The province’s lawmakers voted 29 to 19 in favour of the budget, which predicts revenue of $7.25 billion and expenditures of just under $8 billion. All Liberals present supported the budget, while all Conservatives opposed it.
The budget marks an increase of 1.6 per cent from the 2009-2010 figures and comprises record capital investments of $896 million for infrastructure.
But critics maintain the budget will push New Brunswick further in the red at a time when the province’s fiscal future seems increasingly precarious.
“They put the province in a situation, a structural deficit, that it’s going to be very, very hard to get out of,” said Tory finance critic Bruce Fitch, whose party has warned the province may have to sell assets such as NB Liquor to deal with budget shortfalls.
The budget vote came less than a week after the auditor general said in his annual report that the province may have a chronic deficit stemming from a systematic imbalance between government revenues and spending.
The Atlantic Provinces Economic Council concurred Wednesday, cautioning in a report that the Maritime provinces could face “deficits that will not automatically disappear as the economy recovers.”
Barbara Pike, vice-president of the Atlantic Institute for Market Studies, said New Brunswick’s deficit is different from that incurred in the rest of the Maritimes, because “it helps put money in people’s pockets” through significant tax cuts for individuals and businesses.
“Yes, it’s running a deficit – so are pretty well all of the other provinces – but at least New Brunswick appears to be on a track that it’s talking about self-sufficiency and it’s talking about balancing its budget, and it’s talking about paying down its debt.”
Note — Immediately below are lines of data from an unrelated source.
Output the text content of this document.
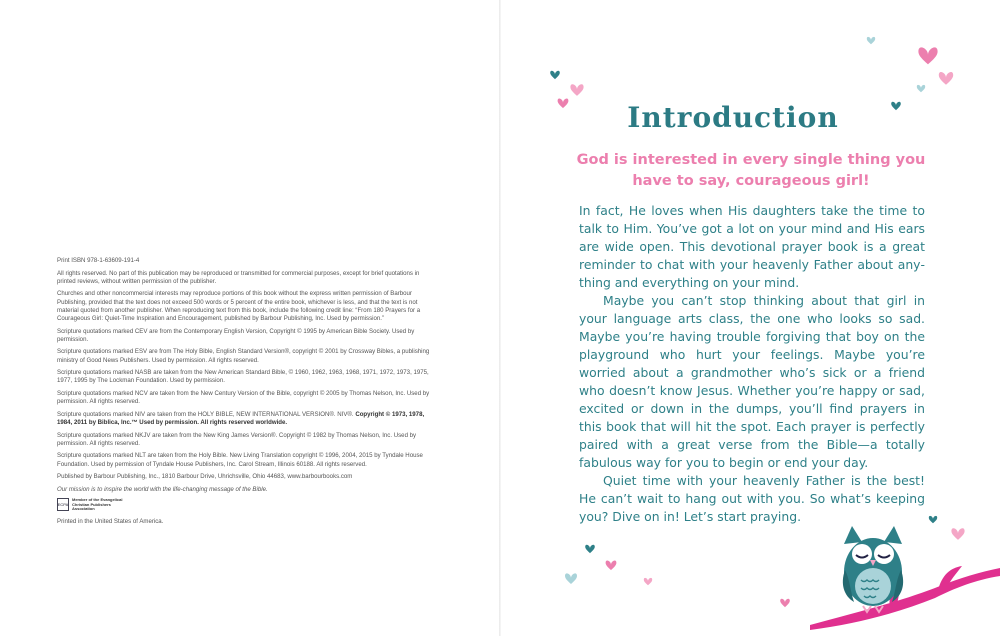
Print ISBN 978-1-63609-191-4

All rights reserved. No part of this publication may be reproduced or transmitted for commercial purposes, except for brief quotations in printed reviews, without written permission of the publisher.

Churches and other noncommercial interests may reproduce portions of this book without the express written permission of Barbour Publishing, provided that the text does not exceed 500 words or 5 percent of the entire book, whichever is less, and that the text is not material quoted from another publisher. When reproducing text from this book, include the following credit line: “From 180 Prayers for a Courageous Girl: Quiet-Time Inspiration and Encouragement, published by Barbour Publishing, Inc. Used by permission.”

Scripture quotations marked CEV are from the Contemporary English Version, Copyright © 1995 by American Bible Society. Used by permission.

Scripture quotations marked ESV are from The Holy Bible, English Standard Version®, copyright © 2001 by Crossway Bibles, a publishing ministry of Good News Publishers. Used by permission. All rights reserved.

Scripture quotations marked NASB are taken from the New American Standard Bible, © 1960, 1962, 1963, 1968, 1971, 1972, 1973, 1975, 1977, 1995 by The Lockman Foundation. Used by permission.

Scripture quotations marked NCV are taken from the New Century Version of the Bible, copyright © 2005 by Thomas Nelson, Inc. Used by permission. All rights reserved.

Scripture quotations marked NIV are taken from the HOLY BIBLE, NEW INTERNATIONAL VERSION®. NIV®. Copyright © 1973, 1978, 1984, 2011 by Biblica, Inc.™ Used by permission. All rights reserved worldwide.

Scripture quotations marked NKJV are taken from the New King James Version®. Copyright © 1982 by Thomas Nelson, Inc. Used by permission. All rights reserved.

Scripture quotations marked NLT are taken from the Holy Bible. New Living Translation copyright © 1996, 2004, 2015 by Tyndale House Foundation. Used by permission of Tyndale House Publishers, Inc. Carol Stream, Illinois 60188. All rights reserved.

Published by Barbour Publishing, Inc., 1810 Barbour Drive, Uhrichsville, Ohio 44683, www.barbourbooks.com

Our mission is to inspire the world with the life-changing message of the Bible.

ECPA
Member of the Evangelical Christian Publishers Association

Printed in the United States of America.

Introduction
God is interested in every single thing you have to say, courageous girl!

In fact, He loves when His daughters take the time to talk to Him. You’ve got a lot on your mind and His ears are wide open. This devotional prayer book is a great reminder to chat with your heavenly Father about anything and everything on your mind.

Maybe you can’t stop thinking about that girl in your language arts class, the one who looks so sad. Maybe you’re having trouble forgiving that boy on the playground who hurt your feelings. Maybe you’re worried about a grandmother who’s sick or a friend who doesn’t know Jesus. Whether you’re happy or sad, excited or down in the dumps, you’ll find prayers in this book that will hit the spot. Each prayer is perfectly paired with a great verse from the Bible—a totally fabulous way for you to begin or end your day.

Quiet time with your heavenly Father is the best! He can’t wait to hang out with you. So what’s keeping you? Dive on in! Let’s start praying.
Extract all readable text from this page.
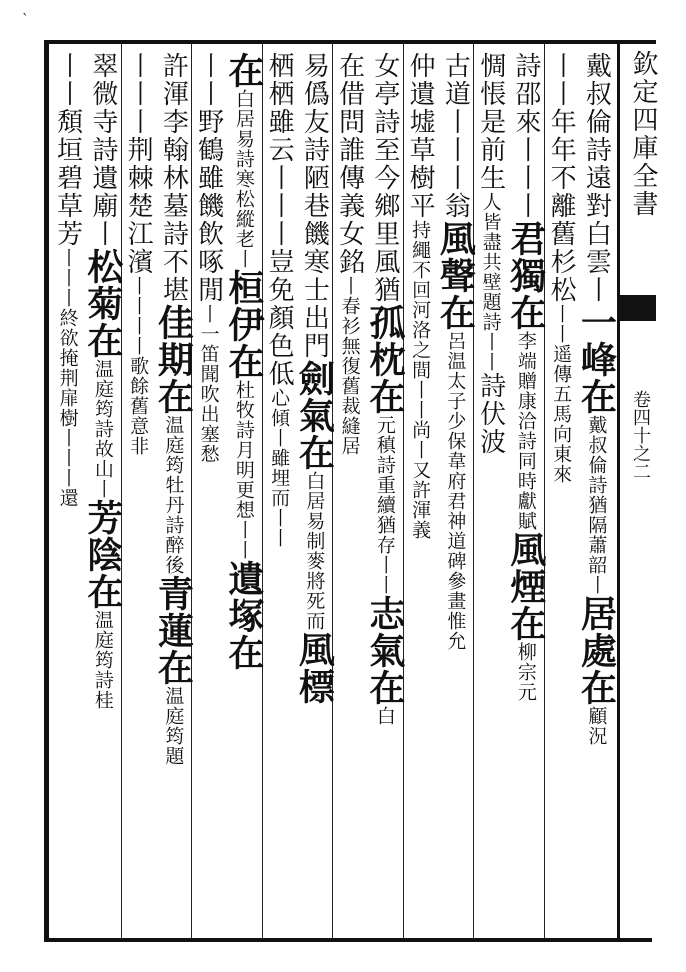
ˋ
欽定四庫全書
卷四十之二
戴叔倫詩遠對白雲丨一峰在戴叔倫詩猶隔蕭韶丨居處在顧況
丨丨年年不離舊杉松丨丨遥傳五馬向東來
詩邵來丨丨丨君獨在李端贈康洽詩同時獻賦風煙在柳宗元
惆悵是前生人皆盡共壁題詩丨丨詩伏波
古道丨丨丨翁風聲在呂温太子少保韋府君神道碑參畫惟允
仲遺墟草樹平持繩不回河洛之間丨丨尚丨又許渾義
女亭詩至今鄉里風猶孤枕在元稹詩重續猶存丨丨志氣在白
在借問誰傳義女銘丨春衫無復舊裁縫居
易僞友詩陋巷饑寒士出門劍氣在白居易制麥將死而風標
栖栖雖云丨丨丨豈免顏色低心傾丨雖埋而丨丨
在白居易詩寒松縱老丨桓伊在杜牧詩月明更想丨丨遺塚在
丨丨野鶴雖饑飲啄閒丨一笛聞吹出塞愁
許渾李翰林墓詩不堪佳期在温庭筠牡丹詩醉後青蓮在温庭筠題
丨丨丨荆棘楚江濱丨丨丨丨歌餘舊意非
翠微寺詩遺廟丨松菊在温庭筠詩故山丨芳陰在温庭筠詩桂
丨丨頽垣碧草芳丨丨丨終欲掩荆扉樹丨丨丨還
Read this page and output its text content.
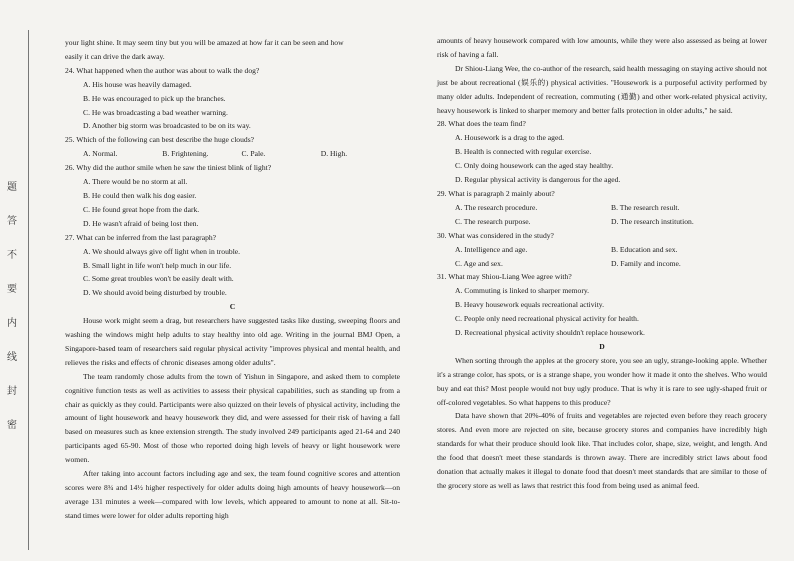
题
答
不
要
内
线
封
密

your light shine. It may seem tiny but you will be amazed at how far it can be seen and how

easily it can drive the dark away.

24. What happened when the author was about to walk the dog?

A. His house was heavily damaged.

B. He was encouraged to pick up the branches.

C. He was broadcasting a bad weather warning.

D. Another big storm was broadcasted to be on its way.

25. Which of the following can best describe the huge clouds?

A. Normal.	B. Frightening.	C. Pale.	D. High.

26. Why did the author smile when he saw the tiniest blink of light?

A. There would be no storm at all.

B. He could then walk his dog easier.

C. He found great hope from the dark.

D. He wasn't afraid of being lost then.

27. What can be inferred from the last paragraph?

A. We should always give off light when in trouble.

B. Small light in life won't help much in our life.

C. Some great troubles won't be easily dealt with.

D. We should avoid being disturbed by trouble.

C

House work might seem a drag, but researchers have suggested tasks like dusting, sweeping floors and washing the windows might help adults to stay healthy into old age. Writing in the journal BMJ Open, a Singapore-based team of researchers said regular physical activity "improves physical and mental health, and relieves the risks and effects of chronic diseases among older adults".

The team randomly chose adults from the town of Yishun in Singapore, and asked them to complete cognitive function tests as well as activities to assess their physical capabilities, such as standing up from a chair as quickly as they could. Participants were also quizzed on their levels of physical activity, including the amount of light housework and heavy housework they did, and were assessed for their risk of having a fall based on measures such as knee extension strength. The study involved 249 participants aged 21-64 and 240 participants aged 65-90. Most of those who reported doing high levels of heavy or light housework were women.

After taking into account factors including age and sex, the team found cognitive scores and attention scores were 8¾ and 14½ higher respectively for older adults doing high amounts of heavy housework—on average 131 minutes a week—compared with low levels, which appeared to amount to none at all. Sit-to-stand times were lower for older adults reporting high

amounts of heavy housework compared with low amounts, while they were also assessed as being at lower risk of having a fall.

Dr Shiou-Liang Wee, the co-author of the research, said health messaging on staying active should not just be about recreational (娱乐的) physical activities. "Housework is a purposeful activity performed by many older adults. Independent of recreation, commuting (通勤) and other work-related physical activity, heavy housework is linked to sharper memory and better falls protection in older adults," he said.

28. What does the team find?

A. Housework is a drag to the aged.

B. Health is connected with regular exercise.

C. Only doing housework can the aged stay healthy.

D. Regular physical activity is dangerous for the aged.

29. What is paragraph 2 mainly about?

A. The research procedure.	B. The research result.
C. The research purpose.	D. The research institution.

30. What was considered in the study?

A. Intelligence and age.	B. Education and sex.
C. Age and sex.	D. Family and income.

31. What may Shiou-Liang Wee agree with?

A. Commuting is linked to sharper memory.

B. Heavy housework equals recreational activity.

C. People only need recreational physical activity for health.

D. Recreational physical activity shouldn't replace housework.

D

When sorting through the apples at the grocery store, you see an ugly, strange-looking apple. Whether it's a strange color, has spots, or is a strange shape, you wonder how it made it onto the shelves. Who would buy and eat this? Most people would not buy ugly produce. That is why it is rare to see ugly-shaped fruit or off-colored vegetables. So what happens to this produce?

Data have shown that 20%-40% of fruits and vegetables are rejected even before they reach grocery stores. And even more are rejected on site, because grocery stores and companies have incredibly high standards for what their produce should look like. That includes color, shape, size, weight, and length. And the food that doesn't meet these standards is thrown away. There are incredibly strict laws about food donation that actually makes it illegal to donate food that doesn't meet standards that are similar to those of the grocery store as well as laws that restrict this food from being used as animal feed.
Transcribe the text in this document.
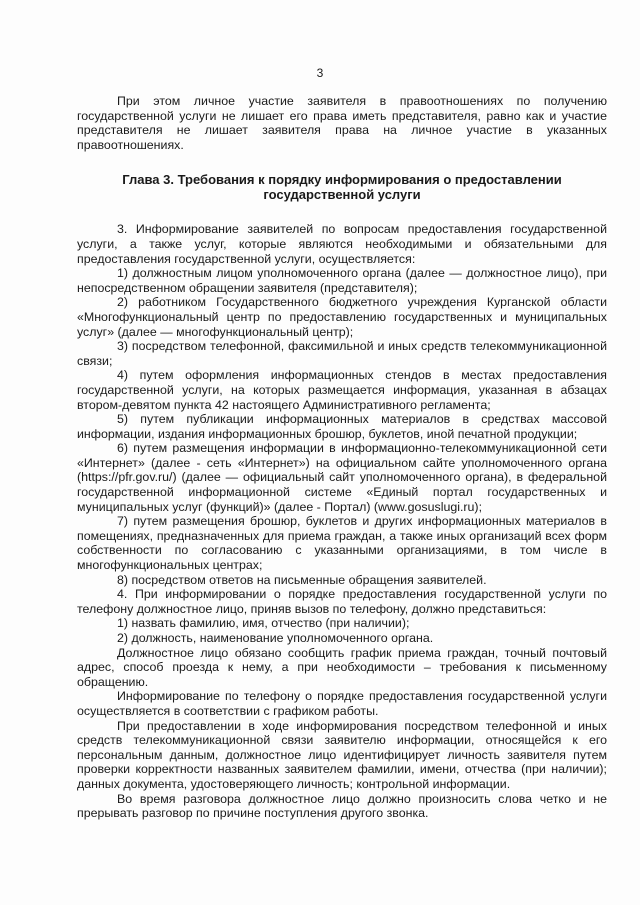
3

При этом личное участие заявителя в правоотношениях по получению государственной услуги не лишает его права иметь представителя, равно как и участие представителя не лишает заявителя права на личное участие в указанных правоотношениях.

Глава 3. Требования к порядку информирования о предоставлении государственной услуги

3. Информирование заявителей по вопросам предоставления государственной услуги, а также услуг, которые являются необходимыми и обязательными для предоставления государственной услуги, осуществляется:

1) должностным лицом уполномоченного органа (далее — должностное лицо), при непосредственном обращении заявителя (представителя);

2) работником Государственного бюджетного учреждения Курганской области «Многофункциональный центр по предоставлению государственных и муниципальных услуг» (далее — многофункциональный центр);

3) посредством телефонной, факсимильной и иных средств телекоммуникационной связи;

4) путем оформления информационных стендов в местах предоставления государственной услуги, на которых размещается информация, указанная в абзацах втором-девятом пункта 42 настоящего Административного регламента;

5) путем публикации информационных материалов в средствах массовой информации, издания информационных брошюр, буклетов, иной печатной продукции;

6) путем размещения информации в информационно-телекоммуникационной сети «Интернет» (далее - сеть «Интернет») на официальном сайте уполномоченного органа (https://pfr.gov.ru/) (далее — официальный сайт уполномоченного органа), в федеральной государственной информационной системе «Единый портал государственных и муниципальных услуг (функций)» (далее - Портал) (www.gosuslugi.ru);

7) путем размещения брошюр, буклетов и других информационных материалов в помещениях, предназначенных для приема граждан, а также иных организаций всех форм собственности по согласованию с указанными организациями, в том числе в многофункциональных центрах;

8) посредством ответов на письменные обращения заявителей.

4. При информировании о порядке предоставления государственной услуги по телефону должностное лицо, приняв вызов по телефону, должно представиться:

1) назвать фамилию, имя, отчество (при наличии);

2) должность, наименование уполномоченного органа.

Должностное лицо обязано сообщить график приема граждан, точный почтовый адрес, способ проезда к нему, а при необходимости – требования к письменному обращению.

Информирование по телефону о порядке предоставления государственной услуги осуществляется в соответствии с графиком работы.

При предоставлении в ходе информирования посредством телефонной и иных средств телекоммуникационной связи заявителю информации, относящейся к его персональным данным, должностное лицо идентифицирует личность заявителя путем проверки корректности названных заявителем фамилии, имени, отчества (при наличии); данных документа, удостоверяющего личность; контрольной информации.

Во время разговора должностное лицо должно произносить слова четко и не прерывать разговор по причине поступления другого звонка.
The New Brunswick government has said it expects a deficit of $749 million in the coming fiscal year, in addition to a $754-million shortfall at the end of this one.
Government projections show the province’s net debt will go up by $1.21 billion to a record $9.6 billion in 2010-2011.
As a result of the recession, the government also delayed its plan to return to a balanced budget by two years to the 2014 budget year.
The province says the expenditures laid out in the budget – which include a record $2.46 billion on health, $996 million on education and $987 million on social development – are necessary to bolster the economy and keep New Brunswickers working.
Finance Minister Greg Byrne said the budget would bring “short-term benefits with a long-term goal to balance books.”
“We believe that’s the responsible thing to do,” Byrne told reporters after the vote, noting that the federal government has similarly focused on economic stimulus.
But Fitch questioned the necessity of some expenses, such as the government’s army of consultants – the “parallel bureaucracy” that has been criticized by Moncton public policy expert Donald Savoie.
The latest monthly financial outlook report from RBC says the province’s stimulus measures “appear to have succeeded in providing a significant offset to the economic weakness.”
However, the report projects the province’s economic growth to reach 2.4 per cent, a downward revision from the 2.9 per cent forecast in its December report.